The various Lighthouse plugins have been in rapid development, so the 
omission is probably not a deliberate design decision here.

One question that popped to my mind, how are multiple mouse buttons 
being pressed at the same time handled in your design? Instead of int 
QMouseEvent::ButtonNumber () const, might we need a QList<int> 
QMouseEvent::buttonNumbers() ?

Also, how does one correlate the button numbers between platforms? What 
if someone uses the same mouse on his Mac / Windows / Linux systems, and 
wants his Qt application to behave similarly across those. Is that 
outside the scope of what we can do with the int-based API? Should we 
require the application developer to include a configuration option to 
map the mouse buttons application side? We still need to standardize the 
common buttons at least, so should we require that the left, middle, and 
right buttons always get the same numbers regardless of platform / plugin?

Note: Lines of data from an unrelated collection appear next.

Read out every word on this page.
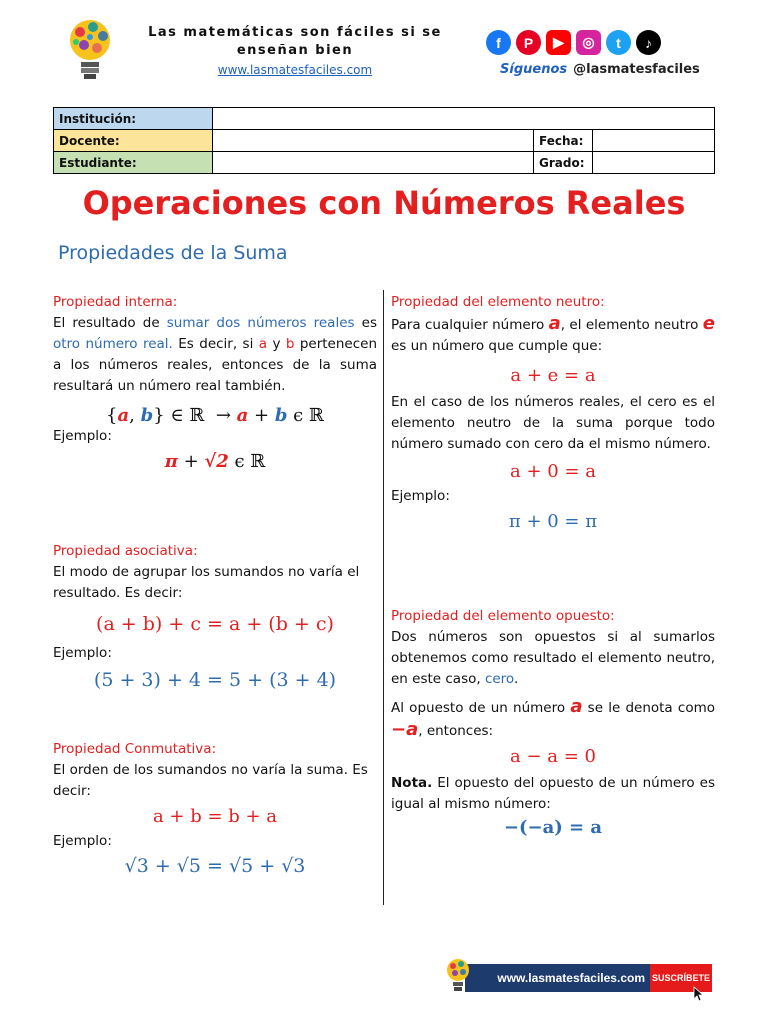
Las matemáticas son fáciles si se enseñan bien
www.lasmatesfaciles.com
f	P	▶	◎	t	♪
Síguenos @lasmatesfaciles
Institución:			
Docente:		Fecha:	
Estudiante:		Grado:	
Operaciones con Números Reales
Propiedades de la Suma
Propiedad interna:
El resultado de sumar dos números reales es otro número real. Es decir, si a y b pertenecen a los números reales, entonces de la suma resultará un número real también.
{a, b} ∈ ℝ  → a + b ϵ ℝ
Ejemplo:
π + √2 ϵ ℝ
Propiedad asociativa:
El modo de agrupar los sumandos no varía el resultado. Es decir:
(a + b) + c = a + (b + c)
Ejemplo:
(5 + 3) + 4 = 5 + (3 + 4)
Propiedad Conmutativa:
El orden de los sumandos no varía la suma. Es decir:
a + b = b + a
Ejemplo:
√3 + √5 = √5 + √3
Propiedad del elemento neutro:
Para cualquier número a, el elemento neutro e es un número que cumple que:
a + e = a
En el caso de los números reales, el cero es el elemento neutro de la suma porque todo número sumado con cero da el mismo número.
a + 0 = a
Ejemplo:
π + 0 = π
Propiedad del elemento opuesto:
Dos números son opuestos si al sumarlos obtenemos como resultado el elemento neutro, en este caso, cero.
Al opuesto de un número a se le denota como −a, entonces:
a − a = 0
Nota. El opuesto del opuesto de un número es igual al mismo número:
−(−a) = a
www.lasmatesfaciles.com SUSCRÍBETE
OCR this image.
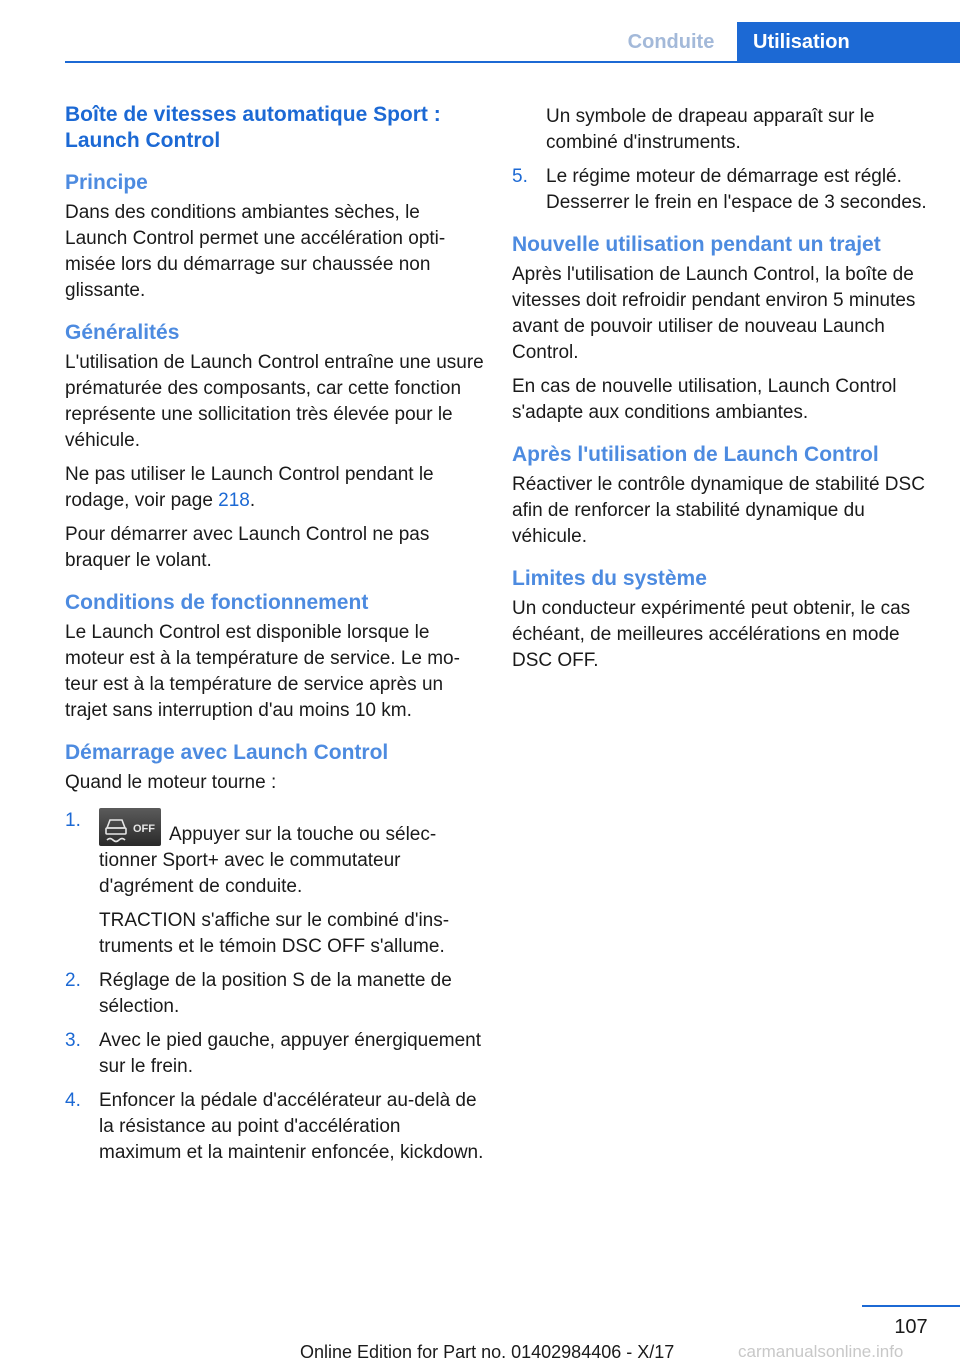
Conduite	Utilisation
Boîte de vitesses automatique Sport : Launch Control
Principe

Dans des conditions ambiantes sèches, le Launch Control permet une accélération optimisée lors du démarrage sur chaussée non glissante.

Généralités

L'utilisation de Launch Control entraîne une usure prématurée des composants, car cette fonction représente une sollicitation très élevée pour le véhicule.

Ne pas utiliser le Launch Control pendant le rodage, voir page 218.

Pour démarrer avec Launch Control ne pas braquer le volant.

Conditions de fonctionnement

Le Launch Control est disponible lorsque le moteur est à la température de service. Le moteur est à la température de service après un trajet sans interruption d'au moins 10 km.

Démarrage avec Launch Control

Quand le moteur tourne :

1.	OFF Appuyer sur la touche ou sélectionner Sport+ avec le commutateur d'agrément de conduite.
TRACTION s'affiche sur le combiné d'instruments et le témoin DSC OFF s'allume.
2. Réglage de la position S de la manette de sélection.
3. Avec le pied gauche, appuyer énergiquement sur le frein.
4. Enfoncer la pédale d'accélérateur au-delà de la résistance au point d'accélération maximum et la maintenir enfoncée, kickdown.
Un symbole de drapeau apparaît sur le combiné d'instruments.
5. Le régime moteur de démarrage est réglé. Desserrer le frein en l'espace de 3 secondes.
Nouvelle utilisation pendant un trajet

Après l'utilisation de Launch Control, la boîte de vitesses doit refroidir pendant environ 5 minutes avant de pouvoir utiliser de nouveau Launch Control.

En cas de nouvelle utilisation, Launch Control s'adapte aux conditions ambiantes.

Après l'utilisation de Launch Control

Réactiver le contrôle dynamique de stabilité DSC afin de renforcer la stabilité dynamique du véhicule.

Limites du système

Un conducteur expérimenté peut obtenir, le cas échéant, de meilleures accélérations en mode DSC OFF.

107
Online Edition for Part no. 01402984406 - X/17	carmanualsonline.info
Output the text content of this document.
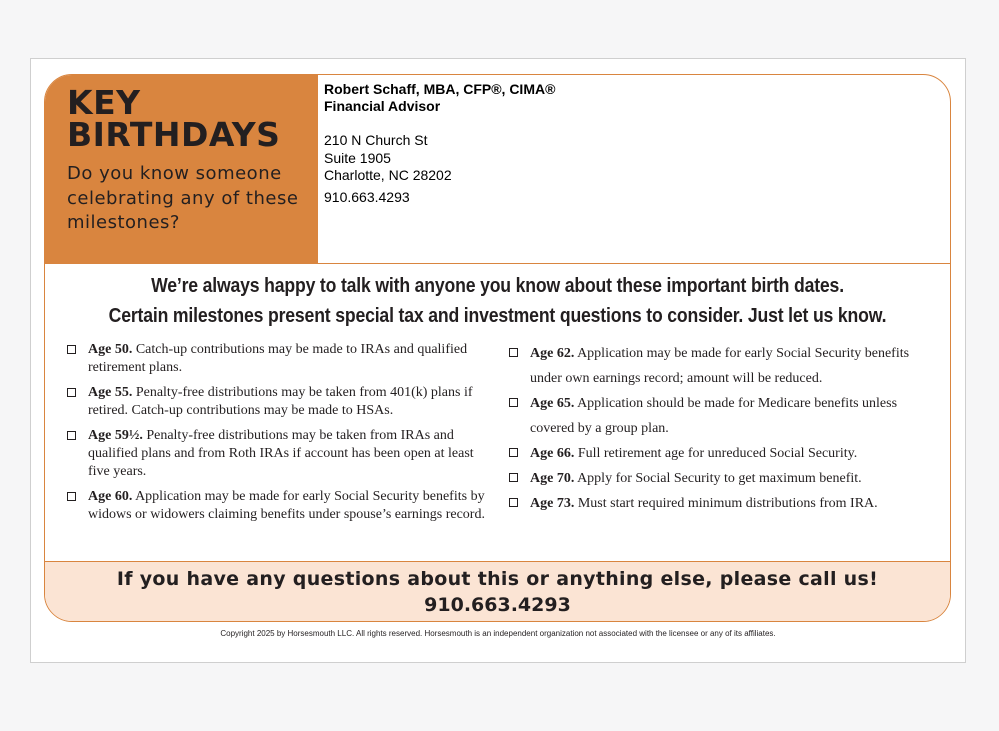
KEY
BIRTHDAYS
Do you know someone celebrating any of these milestones?
Robert Schaff, MBA, CFP®, CIMA®
Financial Advisor
210 N Church St
Suite 1905
Charlotte, NC 28202
910.663.4293
We’re always happy to talk with anyone you know about these important birth dates.
Certain milestones present special tax and investment questions to consider. Just let us know.

Age 50. Catch-up contributions may be made to IRAs and qualified retirement plans.

Age 55. Penalty-free distributions may be taken from 401(k) plans if retired. Catch-up contributions may be made to HSAs.

Age 59½. Penalty-free distributions may be taken from IRAs and qualified plans and from Roth IRAs if account has been open at least five years.

Age 60. Application may be made for early Social Security benefits by widows or widowers claiming benefits under spouse’s earnings record.

Age 62. Application may be made for early Social Security benefits under own earnings record; amount will be reduced.

Age 65. Application should be made for Medicare benefits unless covered by a group plan.

Age 66. Full retirement age for unreduced Social Security.

Age 70. Apply for Social Security to get maximum benefit.

Age 73. Must start required minimum distributions from IRA.

If you have any questions about this or anything else, please call us!
910.663.4293
Copyright 2025 by Horsesmouth LLC. All rights reserved. Horsesmouth is an independent organization not associated with the licensee or any of its affiliates.
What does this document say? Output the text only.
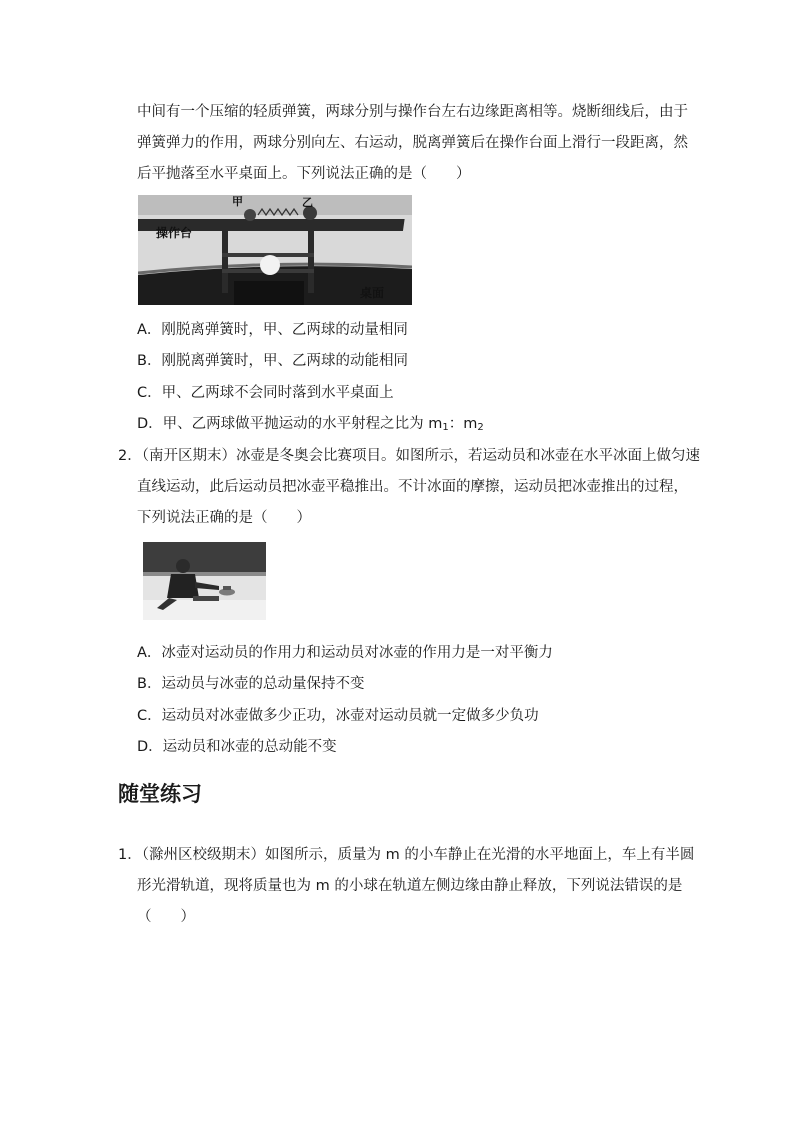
中间有一个压缩的轻质弹簧，两球分别与操作台左右边缘距离相等。烧断细线后，由于
弹簧弹力的作用，两球分别向左、右运动，脱离弹簧后在操作台面上滑行一段距离，然
后平抛落至水平桌面上。下列说法正确的是（　　）
甲	乙
操作台
桌面
A．刚脱离弹簧时，甲、乙两球的动量相同
B．刚脱离弹簧时，甲、乙两球的动能相同
C．甲、乙两球不会同时落到水平桌面上
D．甲、乙两球做平抛运动的水平射程之比为 $m_1$：$m_2$
2．（南开区期末）冰壶是冬奥会比赛项目。如图所示，若运动员和冰壶在水平冰面上做匀速
直线运动，此后运动员把冰壶平稳推出。不计冰面的摩擦，运动员把冰壶推出的过程，
下列说法正确的是（　　）
A．冰壶对运动员的作用力和运动员对冰壶的作用力是一对平衡力
B．运动员与冰壶的总动量保持不变
C．运动员对冰壶做多少正功，冰壶对运动员就一定做多少负功
D．运动员和冰壶的总动能不变
随堂练习
1．（滁州区校级期末）如图所示，质量为 m 的小车静止在光滑的水平地面上，车上有半圆
形光滑轨道，现将质量也为 m 的小球在轨道左侧边缘由静止释放，下列说法错误的是
（　　）
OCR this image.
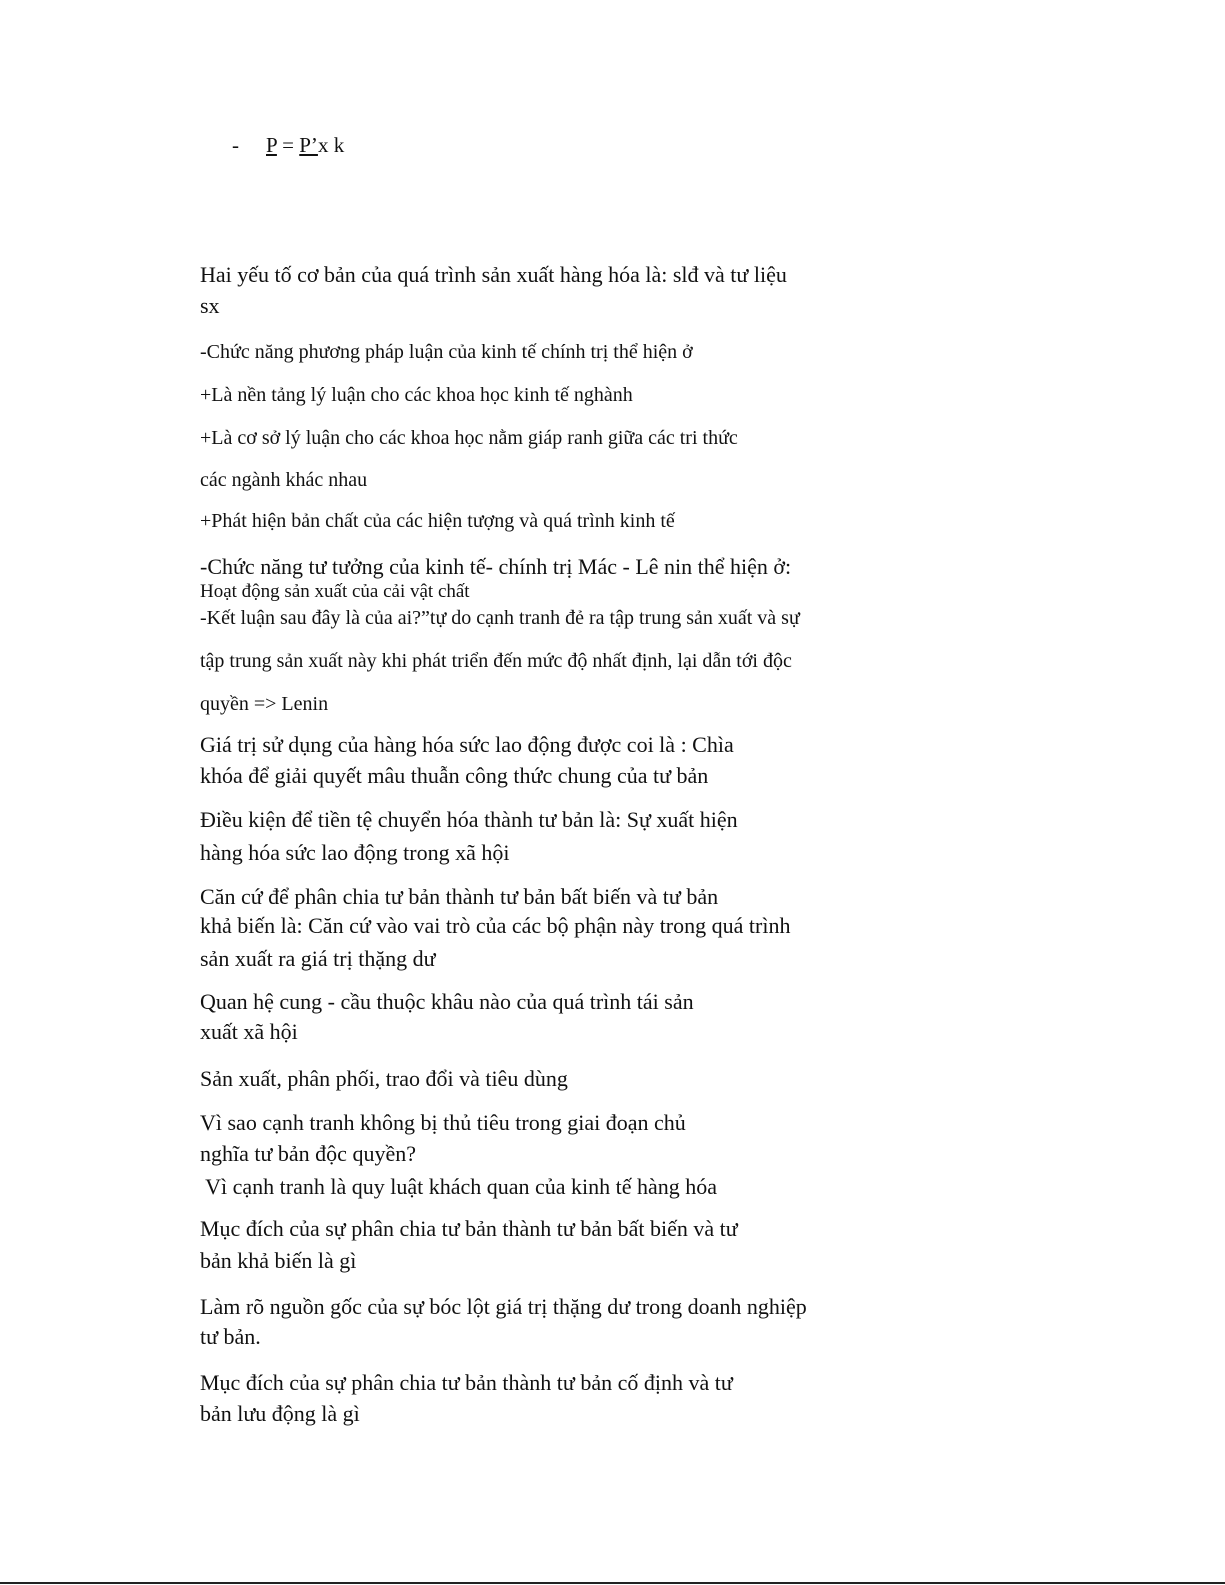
- P = P’x k
Hai yếu tố cơ bản của quá trình sản xuất hàng hóa là: slđ và tư liệu
sx
-Chức năng phương pháp luận của kinh tế chính trị thể hiện ở
+Là nền tảng lý luận cho các khoa học kinh tế nghành
+Là cơ sở lý luận cho các khoa học nằm giáp ranh giữa các tri thức
các ngành khác nhau
+Phát hiện bản chất của các hiện tượng và quá trình kinh tế
-Chức năng tư tưởng của kinh tế- chính trị Mác - Lê nin thể hiện ở:
Hoạt động sản xuất của cải vật chất
-Kết luận sau đây là của ai?”tự do cạnh tranh đẻ ra tập trung sản xuất và sự
tập trung sản xuất này khi phát triển đến mức độ nhất định, lại dẫn tới độc
quyền => Lenin
Giá trị sử dụng của hàng hóa sức lao động được coi là : Chìa
khóa để giải quyết mâu thuẫn công thức chung của tư bản
Điều kiện để tiền tệ chuyển hóa thành tư bản là: Sự xuất hiện
hàng hóa sức lao động trong xã hội
Căn cứ để phân chia tư bản thành tư bản bất biến và tư bản
khả biến là: Căn cứ vào vai trò của các bộ phận này trong quá trình
sản xuất ra giá trị thặng dư
Quan hệ cung - cầu thuộc khâu nào của quá trình tái sản
xuất xã hội
Sản xuất, phân phối, trao đổi và tiêu dùng
Vì sao cạnh tranh không bị thủ tiêu trong giai đoạn chủ
nghĩa tư bản độc quyền?
Vì cạnh tranh là quy luật khách quan của kinh tế hàng hóa
Mục đích của sự phân chia tư bản thành tư bản bất biến và tư
bản khả biến là gì
Làm rõ nguồn gốc của sự bóc lột giá trị thặng dư trong doanh nghiệp
tư bản.
Mục đích của sự phân chia tư bản thành tư bản cố định và tư
bản lưu động là gì
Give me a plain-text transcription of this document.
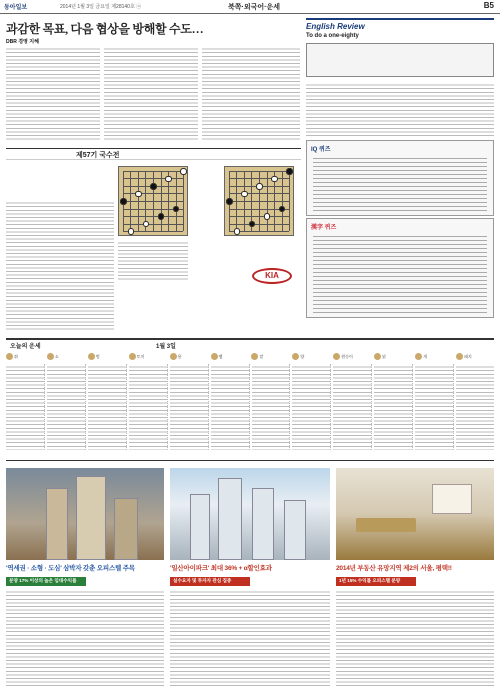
동아일보	2014년 1월 3일 금요일 제28140호 ⓐ	북쪽·외국어·운세	B5
과감한 목표, 다음 협상을 방해할 수도…
DBR 경영 지혜
English Review
To do a one-eighty
IQ 퀴즈
漢字 퀴즈
제57기 국수전
KIA
오늘의 운세	1월 3일
쥐	소	범	토끼	용	뱀	말	양	원숭이	닭	개	돼지
'역세권 · 소형 · 도심' 삼박자 갖춘 오피스텔 주목	'일산아이파크' 최대 36% + α할인효과	2014년 부동산 유망지역 제2의 서울, 평택!!
분양 17% 이상의 높은 임대수익률	실수요자 및 투자자 관심 집중	1년 15% 수익률 오피스텔 분양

Currently the Lighthouse plugins report mouse presses by using the 
QWindowSystemInterface API:

static void handleMouseEvent(QWidget *w, const QPoint & local, const 
QPoint & global, Qt::MouseButtons b);

We can easily change this for Qt 5, so your suggestions for how to 
improve this API would be appreciated. To handle the multiple mouse 
button scenario, should we use a list of integers instead?